Processing the flood of strangers at our family Thanksgiving who turned out to be lovely and wonderful. Well I only spoke to one or two of them and they were perfectly lovely. I found myself too busy visiting with family that I see less often than I’d like. Do I feel a twinge of guilt for not mixing and mingling with them. Yes, how did you know.

And sitting in a small circle of family, from two to well, over fifty two, as a little one was cheered on to let her sister pull her tooth. The one in front in that Christmas song. The one that would make her smile all wonderful and toothless. The very tooth hanging by a thread, twisting and turning like a white sail flapping in the wind, nearly untethered.

So White was right. It’s an unveiling.

It’s a re-writing in the remembering. It’s life unveiled as the fingers dance out on the backlit keypads and reframe from memory the fragments of a life, played out again in recessed corners, deep crevices of wrinkling wobbling memory.

There are some seasons where slowing down the recording, the pulsing breathing, rebreathing of events seems to snuff the very life out of the living. To leave it in a dusty corner of the mind feels like an early burying of a life. An early death of sorts. This is that very season for me.

Because if White is right, then leaving the events veiled kills the potential for sharing the very heartbeat of the writer with her readers and her God.

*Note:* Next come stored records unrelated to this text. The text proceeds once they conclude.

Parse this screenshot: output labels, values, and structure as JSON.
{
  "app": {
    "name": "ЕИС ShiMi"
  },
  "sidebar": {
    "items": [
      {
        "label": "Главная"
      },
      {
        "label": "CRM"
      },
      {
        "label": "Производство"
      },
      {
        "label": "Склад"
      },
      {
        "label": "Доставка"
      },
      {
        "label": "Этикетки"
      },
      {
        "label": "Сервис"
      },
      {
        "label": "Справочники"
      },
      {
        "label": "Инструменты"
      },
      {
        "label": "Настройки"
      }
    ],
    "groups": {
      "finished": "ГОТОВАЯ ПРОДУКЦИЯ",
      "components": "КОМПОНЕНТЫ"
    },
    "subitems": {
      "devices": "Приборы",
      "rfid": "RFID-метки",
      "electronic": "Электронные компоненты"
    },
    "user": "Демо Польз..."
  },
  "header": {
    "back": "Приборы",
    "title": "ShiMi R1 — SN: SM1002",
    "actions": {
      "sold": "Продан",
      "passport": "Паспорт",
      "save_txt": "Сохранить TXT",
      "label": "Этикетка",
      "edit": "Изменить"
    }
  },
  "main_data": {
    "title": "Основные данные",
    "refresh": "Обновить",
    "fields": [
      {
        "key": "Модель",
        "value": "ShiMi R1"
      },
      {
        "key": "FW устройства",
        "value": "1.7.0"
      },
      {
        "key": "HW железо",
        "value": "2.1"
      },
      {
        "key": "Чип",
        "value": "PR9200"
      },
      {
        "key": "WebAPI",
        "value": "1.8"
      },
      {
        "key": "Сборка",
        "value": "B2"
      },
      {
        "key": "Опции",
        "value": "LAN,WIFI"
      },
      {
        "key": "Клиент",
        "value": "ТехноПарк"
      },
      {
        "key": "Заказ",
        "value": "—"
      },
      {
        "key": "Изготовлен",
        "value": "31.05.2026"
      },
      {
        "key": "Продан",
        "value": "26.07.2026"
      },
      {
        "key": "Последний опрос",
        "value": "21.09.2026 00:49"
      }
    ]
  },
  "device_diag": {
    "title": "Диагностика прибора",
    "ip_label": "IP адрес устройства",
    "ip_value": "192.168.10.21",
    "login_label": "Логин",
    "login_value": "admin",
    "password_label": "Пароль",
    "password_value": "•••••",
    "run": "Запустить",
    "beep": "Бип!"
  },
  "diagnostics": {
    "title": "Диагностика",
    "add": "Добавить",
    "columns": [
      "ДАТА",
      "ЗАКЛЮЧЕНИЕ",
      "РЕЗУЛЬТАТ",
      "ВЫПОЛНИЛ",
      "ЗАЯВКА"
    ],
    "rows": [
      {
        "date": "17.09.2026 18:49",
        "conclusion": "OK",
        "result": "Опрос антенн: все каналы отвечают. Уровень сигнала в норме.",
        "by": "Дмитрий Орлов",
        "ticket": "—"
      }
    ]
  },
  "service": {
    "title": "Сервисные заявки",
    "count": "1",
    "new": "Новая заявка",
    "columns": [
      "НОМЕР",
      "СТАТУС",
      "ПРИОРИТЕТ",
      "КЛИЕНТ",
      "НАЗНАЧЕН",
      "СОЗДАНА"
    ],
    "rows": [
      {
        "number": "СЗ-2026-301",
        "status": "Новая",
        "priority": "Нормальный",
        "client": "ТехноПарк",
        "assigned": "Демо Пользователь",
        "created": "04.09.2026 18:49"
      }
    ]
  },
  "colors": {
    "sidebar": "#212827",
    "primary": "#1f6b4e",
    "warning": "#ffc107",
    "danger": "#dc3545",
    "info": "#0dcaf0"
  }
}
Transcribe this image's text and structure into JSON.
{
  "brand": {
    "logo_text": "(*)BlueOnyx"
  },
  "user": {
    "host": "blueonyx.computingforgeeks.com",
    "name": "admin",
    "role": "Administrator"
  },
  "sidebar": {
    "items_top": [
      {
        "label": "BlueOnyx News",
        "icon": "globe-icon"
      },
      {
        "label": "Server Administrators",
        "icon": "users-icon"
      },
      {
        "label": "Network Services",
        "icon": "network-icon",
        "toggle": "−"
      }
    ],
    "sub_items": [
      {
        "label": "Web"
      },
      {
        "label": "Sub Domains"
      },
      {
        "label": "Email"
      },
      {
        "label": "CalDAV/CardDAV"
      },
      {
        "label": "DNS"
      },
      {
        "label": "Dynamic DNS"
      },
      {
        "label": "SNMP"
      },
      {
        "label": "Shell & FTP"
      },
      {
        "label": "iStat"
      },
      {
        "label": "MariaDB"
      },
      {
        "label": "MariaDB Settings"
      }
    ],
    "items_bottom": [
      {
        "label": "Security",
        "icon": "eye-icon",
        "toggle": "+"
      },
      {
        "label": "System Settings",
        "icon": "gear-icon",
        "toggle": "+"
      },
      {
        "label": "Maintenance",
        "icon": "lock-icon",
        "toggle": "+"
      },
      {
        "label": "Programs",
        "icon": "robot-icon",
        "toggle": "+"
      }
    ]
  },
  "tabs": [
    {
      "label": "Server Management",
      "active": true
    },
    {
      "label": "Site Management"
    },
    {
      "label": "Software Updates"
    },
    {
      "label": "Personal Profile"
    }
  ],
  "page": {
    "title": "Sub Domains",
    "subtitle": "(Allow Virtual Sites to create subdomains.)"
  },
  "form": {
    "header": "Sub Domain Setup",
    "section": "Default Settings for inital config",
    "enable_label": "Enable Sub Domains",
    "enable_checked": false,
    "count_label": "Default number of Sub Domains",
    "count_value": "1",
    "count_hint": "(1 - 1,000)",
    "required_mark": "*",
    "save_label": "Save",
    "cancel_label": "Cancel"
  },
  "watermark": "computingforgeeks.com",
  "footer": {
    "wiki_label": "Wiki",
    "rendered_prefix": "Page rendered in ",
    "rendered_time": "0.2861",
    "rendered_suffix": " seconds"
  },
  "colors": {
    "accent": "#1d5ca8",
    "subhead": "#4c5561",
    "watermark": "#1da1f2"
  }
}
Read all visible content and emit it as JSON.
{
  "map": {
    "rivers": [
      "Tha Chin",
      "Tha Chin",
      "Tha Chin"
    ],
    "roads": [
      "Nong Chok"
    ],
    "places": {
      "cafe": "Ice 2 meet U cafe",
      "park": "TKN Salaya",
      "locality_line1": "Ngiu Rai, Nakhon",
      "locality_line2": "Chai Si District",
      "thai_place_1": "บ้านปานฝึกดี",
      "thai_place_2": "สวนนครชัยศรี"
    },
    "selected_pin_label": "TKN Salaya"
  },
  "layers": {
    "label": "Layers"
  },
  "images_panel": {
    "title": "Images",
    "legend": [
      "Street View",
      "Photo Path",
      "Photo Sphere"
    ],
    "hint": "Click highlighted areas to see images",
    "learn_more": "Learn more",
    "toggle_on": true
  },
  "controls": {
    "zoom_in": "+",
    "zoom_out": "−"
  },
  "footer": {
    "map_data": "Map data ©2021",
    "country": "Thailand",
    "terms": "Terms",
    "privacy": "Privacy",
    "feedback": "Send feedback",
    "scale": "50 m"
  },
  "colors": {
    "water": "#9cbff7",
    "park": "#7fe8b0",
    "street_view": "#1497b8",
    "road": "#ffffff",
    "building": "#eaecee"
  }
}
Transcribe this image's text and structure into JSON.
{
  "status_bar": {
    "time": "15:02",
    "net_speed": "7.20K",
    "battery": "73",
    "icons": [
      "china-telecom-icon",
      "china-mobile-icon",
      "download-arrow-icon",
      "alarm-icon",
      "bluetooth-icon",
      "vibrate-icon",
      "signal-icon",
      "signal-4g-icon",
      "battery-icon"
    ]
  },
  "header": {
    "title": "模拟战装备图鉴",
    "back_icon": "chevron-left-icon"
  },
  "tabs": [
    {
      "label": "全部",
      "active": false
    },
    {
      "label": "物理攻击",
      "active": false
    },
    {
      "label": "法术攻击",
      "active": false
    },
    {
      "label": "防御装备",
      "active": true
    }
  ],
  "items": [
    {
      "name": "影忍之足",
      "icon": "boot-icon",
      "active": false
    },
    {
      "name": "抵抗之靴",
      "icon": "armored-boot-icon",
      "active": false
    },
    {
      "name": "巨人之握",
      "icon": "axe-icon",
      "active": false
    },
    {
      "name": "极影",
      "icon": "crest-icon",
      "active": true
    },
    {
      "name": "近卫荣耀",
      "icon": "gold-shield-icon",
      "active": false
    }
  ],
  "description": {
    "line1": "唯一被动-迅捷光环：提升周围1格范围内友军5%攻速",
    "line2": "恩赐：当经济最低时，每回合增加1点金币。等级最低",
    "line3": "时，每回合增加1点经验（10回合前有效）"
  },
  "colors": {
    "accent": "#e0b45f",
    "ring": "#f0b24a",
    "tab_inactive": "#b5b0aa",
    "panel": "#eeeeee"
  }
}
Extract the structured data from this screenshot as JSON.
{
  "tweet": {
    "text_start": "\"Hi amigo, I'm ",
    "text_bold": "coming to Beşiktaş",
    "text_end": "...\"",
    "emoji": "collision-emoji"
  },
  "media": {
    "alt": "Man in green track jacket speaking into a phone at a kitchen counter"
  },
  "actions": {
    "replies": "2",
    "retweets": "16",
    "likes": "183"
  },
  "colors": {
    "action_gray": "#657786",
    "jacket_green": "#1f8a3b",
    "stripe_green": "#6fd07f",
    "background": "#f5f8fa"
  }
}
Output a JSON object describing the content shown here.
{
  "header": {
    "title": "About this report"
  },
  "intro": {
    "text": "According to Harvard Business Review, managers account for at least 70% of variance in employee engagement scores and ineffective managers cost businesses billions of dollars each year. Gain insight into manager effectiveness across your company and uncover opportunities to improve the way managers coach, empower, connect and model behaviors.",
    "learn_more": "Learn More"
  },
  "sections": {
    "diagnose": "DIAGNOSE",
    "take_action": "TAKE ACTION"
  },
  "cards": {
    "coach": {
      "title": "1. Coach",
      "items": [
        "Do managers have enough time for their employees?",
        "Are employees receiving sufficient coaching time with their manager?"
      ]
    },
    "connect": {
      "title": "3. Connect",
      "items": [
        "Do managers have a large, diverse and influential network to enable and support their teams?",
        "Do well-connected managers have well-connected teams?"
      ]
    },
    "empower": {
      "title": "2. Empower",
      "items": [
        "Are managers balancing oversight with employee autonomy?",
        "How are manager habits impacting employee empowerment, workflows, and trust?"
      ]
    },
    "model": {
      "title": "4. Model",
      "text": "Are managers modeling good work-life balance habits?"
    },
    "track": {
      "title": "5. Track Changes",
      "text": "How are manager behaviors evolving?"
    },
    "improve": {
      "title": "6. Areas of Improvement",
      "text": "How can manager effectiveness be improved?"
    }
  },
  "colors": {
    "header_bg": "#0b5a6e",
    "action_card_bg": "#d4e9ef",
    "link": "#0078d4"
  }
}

If unveiling is sharing, these small seemingly wondrously mundane events where you may say I know, I have lived that, felt that, I am not so alone after all, then pull back the veil. To shared humanness.

We sat in the sunlit swamp with barely walkers and ones with walkers. And the stories of lives intersected like a pile up on 1-95. But rather than life-taking it is life-giving.

It is the aunt who retires in weeks after years of working and watching her face muse and ponder her plans.

It’s hearing of new jobs and hurt knees, new joints. Of aging and birth piled up like raked leaves, a collection of color and signs of changing seasons.

And it’s watching teenagers heave back in shared laughter at the giddy free falling joy of family who are more like friends and all their favorite foods, served outside by a blue river that most days is swampy muddy brown.

But today. Today it’s blue, the sky is blue, tummies and hearts are full. And the writers can’t stop reading the moments in reverse.

Retrieving yesterday’s moments which today are fresh memory. And while they are fresh, I will write with today’s breath yesterday’s breathing. Yesterdays living. Dip down into the inkwell of yesterdays still-wet stories, and stroke out understanding with an unveiling of the seemingly mundane moments.

And hope that our shared human experience gives legs to the stories and sets them out to run free.

And maybe we will all understand a little more about writing and living.

5 thoughts on “I Know Now, A Little More About Writing And Living

  1. “And while they are fresh, I will write with today’s breath yesterday’s breathing….Dip down into the inkwell of yesterday’s still-wet stories, and stroke out understanding.” Bea-u-ti-ful.

  2. It is rewriting in the remembering YES it always has been that. Story telling in it’s finest. Re telling, re writing what we heard or remembered or became a part of. Keep on doing what you are doing. IT is good.

  3. The re-living, remembering, unveiling, retelling…all of this. I love what I learn about why and how I write from your beautiful written words. (And your consistency…man, girl — impressive!)

    1. Ashley, you delight me with your sweet encouragement. AND, I can’t wait for our next concrete prompt day at Amber’s. That is always a joyous writing experience. Love that community. Thanks for undergirding my journey. I am grateful.